Humor
One time the dog got bit by a snake, so my dad had to shoot it. My dad said to me, "This is what's going to happen to your little brother." "What little brother?" Exactly.
Orphan joke club Discord coming soon.
My friend said I was gay, but then I realised he was talking to the mirror.
What do you call a person in a wheelchair?
Virgin Mobile.
What do you call a chicken staring at a pile of lettuce?
A chicken sees a salad.
(Say it out loud if you don't get it!)
What does a woman’s pussy and a chainsaw have in common?
Miss by a few inches and you’re in deep shit.
I remember the time that Gordon Ramsay did an African food episode... it was a short episode. Too bad he couldn’t find any.
Why can't orphans see all these jokes on this website that we're posting?
'Cause they don't know where the home page is.
Warning: if you don't like gummy bears, DO NOT READ.
Q: What do you call a Mexican gummy bear?
A: Delici-Oso
I bullied a handicap today.
What is he gonna do? Stand up for himself?
Last Christmas, I took a picture of your mom.
It's still printing.
What did the sushi say to the bee?
"Wasuuubi!"
Stephen Hawking isn't actually dead. He is just having an update.

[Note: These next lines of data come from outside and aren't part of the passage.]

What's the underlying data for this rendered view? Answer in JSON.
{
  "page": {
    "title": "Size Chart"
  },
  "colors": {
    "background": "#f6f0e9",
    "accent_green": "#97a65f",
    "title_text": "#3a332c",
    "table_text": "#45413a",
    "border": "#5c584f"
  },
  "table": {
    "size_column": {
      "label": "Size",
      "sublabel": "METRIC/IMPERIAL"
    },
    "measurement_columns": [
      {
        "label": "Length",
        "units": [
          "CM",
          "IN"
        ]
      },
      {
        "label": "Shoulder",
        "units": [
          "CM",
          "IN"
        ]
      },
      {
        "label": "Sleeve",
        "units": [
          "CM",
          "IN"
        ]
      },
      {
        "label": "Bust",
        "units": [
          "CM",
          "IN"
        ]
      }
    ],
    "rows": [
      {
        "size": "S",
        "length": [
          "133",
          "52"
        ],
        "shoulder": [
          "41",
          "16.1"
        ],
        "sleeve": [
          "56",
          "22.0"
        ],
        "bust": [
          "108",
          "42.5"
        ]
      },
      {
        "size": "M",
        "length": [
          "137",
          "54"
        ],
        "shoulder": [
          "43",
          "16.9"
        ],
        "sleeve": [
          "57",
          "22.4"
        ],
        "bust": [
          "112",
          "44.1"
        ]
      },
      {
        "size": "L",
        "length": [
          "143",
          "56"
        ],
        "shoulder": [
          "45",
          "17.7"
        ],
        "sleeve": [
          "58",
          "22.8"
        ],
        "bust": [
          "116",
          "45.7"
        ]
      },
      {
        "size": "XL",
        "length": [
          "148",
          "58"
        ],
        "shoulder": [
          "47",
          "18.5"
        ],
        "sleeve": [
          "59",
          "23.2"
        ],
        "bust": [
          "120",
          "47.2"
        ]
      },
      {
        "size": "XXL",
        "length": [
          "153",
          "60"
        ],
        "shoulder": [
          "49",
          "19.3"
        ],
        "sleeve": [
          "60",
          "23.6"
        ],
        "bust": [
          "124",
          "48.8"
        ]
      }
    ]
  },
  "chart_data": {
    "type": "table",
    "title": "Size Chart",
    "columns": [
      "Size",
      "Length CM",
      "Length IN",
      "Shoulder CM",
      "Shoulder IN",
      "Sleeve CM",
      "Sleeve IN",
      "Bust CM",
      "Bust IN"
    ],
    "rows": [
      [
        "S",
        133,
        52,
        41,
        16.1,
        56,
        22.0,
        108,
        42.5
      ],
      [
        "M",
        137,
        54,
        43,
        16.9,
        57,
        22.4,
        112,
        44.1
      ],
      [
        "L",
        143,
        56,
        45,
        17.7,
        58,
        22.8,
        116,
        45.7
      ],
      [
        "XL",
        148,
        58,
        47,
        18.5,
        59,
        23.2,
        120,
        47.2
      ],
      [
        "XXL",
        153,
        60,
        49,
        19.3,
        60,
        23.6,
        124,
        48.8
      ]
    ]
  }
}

We spend the weekend getting the poop out!
Guy feels something on his back.
“Oh God, please let that be a rifle.”
“Nope. I’m just real happy to see you.”
What do you call an overweight psychic?
A four chin teller.
How did the skeleton know it was gonna rain?
If you said he felt it in his bones, you're wrong. He watched the weather forecast.
"Knock, knock."
"Who's there?"
"Bone."
"Bone who?"
"It's nice to meet cha'. Can we be friends? I'm bone-ly here."
There are two cows in a field. One says to the other, "I'm cold. Are you cold?"
The other cow says, "Yeah, I'm Fresian."
If sex before marriage is a sin, is sex after marriage cos or tan?